Police use of Tasers justified in ten incidents involving use of weapons

Published Date: 06.05.2015

The Police Ombudsman has published his findings into ten incidents during which Tasers were fired by police officers between July 2012 and June last year.

Dr Michael Maguire found that the use of Taser had on each occasion been lawful , proportionate and necessary given the risks faced by officers and the danger posed to members of the public.

All of the incidents involved the use of weapons by people who were either harming themselves or had attacked or threatened to assault police officers or others.

The weapons used during the incidents ranged from knives, iron bars and a wine bottle, to a kettle bell weight and an antique sword. Police also dealt with a report suggesting that a member of the public had access to a crossbow.

All discharges of police firearms in Northern Ireland, including Tasers, are referred by police to the Police Ombudsman’s Office for independent investigation. 

The first incident happened in west Belfast on 15 July 2012, when Taser was used against a man who had locked himself in a bedroom and had a knife to his throat.

On 5 August 2012, police responded to reports that a man with a hammer was assaulting people in a street in east Belfast. Members of the public told officers that the man might also have a knife and access to a crossbow.

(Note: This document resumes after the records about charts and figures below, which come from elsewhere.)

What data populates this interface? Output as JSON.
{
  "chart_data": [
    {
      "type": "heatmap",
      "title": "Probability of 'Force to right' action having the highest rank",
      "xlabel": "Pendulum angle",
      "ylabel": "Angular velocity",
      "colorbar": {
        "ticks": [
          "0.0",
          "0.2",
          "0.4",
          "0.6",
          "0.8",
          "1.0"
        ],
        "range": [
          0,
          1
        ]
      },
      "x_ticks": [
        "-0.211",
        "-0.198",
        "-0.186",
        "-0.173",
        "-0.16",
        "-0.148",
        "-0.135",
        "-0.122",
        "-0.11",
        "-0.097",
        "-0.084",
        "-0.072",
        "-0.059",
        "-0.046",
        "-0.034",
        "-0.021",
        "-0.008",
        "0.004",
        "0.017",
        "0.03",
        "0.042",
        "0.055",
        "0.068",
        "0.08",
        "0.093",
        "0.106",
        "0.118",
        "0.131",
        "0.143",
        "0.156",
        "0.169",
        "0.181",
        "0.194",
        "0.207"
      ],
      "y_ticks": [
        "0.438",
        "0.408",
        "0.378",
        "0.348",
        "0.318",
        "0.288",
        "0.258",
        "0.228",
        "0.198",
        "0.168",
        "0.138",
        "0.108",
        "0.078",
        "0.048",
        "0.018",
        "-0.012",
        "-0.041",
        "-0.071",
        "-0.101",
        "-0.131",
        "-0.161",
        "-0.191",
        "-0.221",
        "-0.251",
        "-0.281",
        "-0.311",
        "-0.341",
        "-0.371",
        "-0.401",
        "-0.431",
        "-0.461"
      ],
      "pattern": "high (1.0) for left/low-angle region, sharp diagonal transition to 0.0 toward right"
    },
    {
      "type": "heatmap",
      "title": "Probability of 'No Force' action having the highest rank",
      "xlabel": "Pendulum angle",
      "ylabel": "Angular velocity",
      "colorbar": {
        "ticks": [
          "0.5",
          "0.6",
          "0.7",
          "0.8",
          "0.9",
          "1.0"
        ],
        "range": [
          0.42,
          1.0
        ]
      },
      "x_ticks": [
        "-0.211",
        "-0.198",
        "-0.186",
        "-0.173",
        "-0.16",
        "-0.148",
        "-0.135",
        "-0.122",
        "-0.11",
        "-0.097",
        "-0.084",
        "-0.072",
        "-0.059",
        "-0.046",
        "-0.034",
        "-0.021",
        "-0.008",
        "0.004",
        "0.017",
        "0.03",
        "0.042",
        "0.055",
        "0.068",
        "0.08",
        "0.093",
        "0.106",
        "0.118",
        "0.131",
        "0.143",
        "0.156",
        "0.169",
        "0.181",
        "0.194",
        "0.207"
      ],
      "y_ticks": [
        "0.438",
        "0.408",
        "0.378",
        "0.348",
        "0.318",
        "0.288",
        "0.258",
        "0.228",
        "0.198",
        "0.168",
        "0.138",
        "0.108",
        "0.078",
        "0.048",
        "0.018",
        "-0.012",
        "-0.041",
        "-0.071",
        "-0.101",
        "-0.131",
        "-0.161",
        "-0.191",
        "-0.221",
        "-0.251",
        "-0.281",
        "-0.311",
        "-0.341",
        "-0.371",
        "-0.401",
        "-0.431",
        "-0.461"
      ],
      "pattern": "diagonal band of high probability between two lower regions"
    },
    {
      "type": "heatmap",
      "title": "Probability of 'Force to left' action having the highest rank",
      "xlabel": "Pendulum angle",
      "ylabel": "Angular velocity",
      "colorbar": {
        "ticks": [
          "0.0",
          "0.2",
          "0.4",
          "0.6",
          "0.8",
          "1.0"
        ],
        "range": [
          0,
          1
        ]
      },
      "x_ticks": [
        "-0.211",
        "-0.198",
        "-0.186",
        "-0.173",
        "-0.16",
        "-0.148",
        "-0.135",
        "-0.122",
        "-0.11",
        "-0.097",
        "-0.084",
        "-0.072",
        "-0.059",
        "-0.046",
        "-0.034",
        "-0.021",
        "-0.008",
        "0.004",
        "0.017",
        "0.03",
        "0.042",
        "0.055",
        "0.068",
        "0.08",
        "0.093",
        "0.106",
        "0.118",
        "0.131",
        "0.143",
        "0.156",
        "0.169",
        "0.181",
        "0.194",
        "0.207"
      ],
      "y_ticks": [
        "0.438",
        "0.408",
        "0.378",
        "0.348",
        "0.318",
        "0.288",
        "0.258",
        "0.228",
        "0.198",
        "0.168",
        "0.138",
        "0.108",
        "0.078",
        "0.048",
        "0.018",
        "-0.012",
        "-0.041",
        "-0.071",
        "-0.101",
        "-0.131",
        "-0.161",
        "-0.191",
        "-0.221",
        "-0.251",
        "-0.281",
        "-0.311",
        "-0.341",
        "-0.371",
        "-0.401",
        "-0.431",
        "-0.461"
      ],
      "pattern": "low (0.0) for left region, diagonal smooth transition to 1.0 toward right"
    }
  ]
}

Taser was used when the man, who appeared to be under the influence of drink or drugs, reached into a pocket, causing officers concern he was reaching for a knife. 

On 23 January 2013, officers used Taser against a man who had threatened members of the public with a knife in west Belfast, and was later found barricaded in a flat with a knife held to his throat.

Taser was again used in north Belfast on 14 May 2013 when officers were attacked by a group of youths armed with iron bars and a knife.

Police were called to an incident in Dundonald on 3 October 2013 by a woman who reported that her husband was drunk, had a knife and was going to kill himself. Taser was used when the man moved the knife towards his throat.

On 16 October 2013, Taser was used in Glengormley  to stop a man cutting his throat with a sharp instrument, and 10 days later it was used against an 18-year-old in north Belfast after he used a knife to threaten to kill officers and himself.

On 19 March 2014, Taser was used against a man in east Belfast who had sliced his wrist and appeared ready to cut more deeply into the wound. The officer who fired the Taser said he had done so as he believed the wound to be life-threatening.

Taser was also used in Dundonald on 28 April 2014 against a man who at one stage had threatened police with an antique sword and who used shards of broken crockery to cut and stab his hands, neck and face.

In Carrickfergus on 15 June 2014, officers Tasered a man who attacked them with a kettle bell weight in one hand and a wine bottle in the other, after they responded to reports of a man acting aggressively and attempting to gain entry to a property.

Dr Maguire found that all the officers who fired Taser during these incidents had been properly trained and authorised to do so.

The ten incidents were not the only use of Taser by police during this period – some have previously been reported on by the Police Ombudsman, and other reports will be issued in the near future.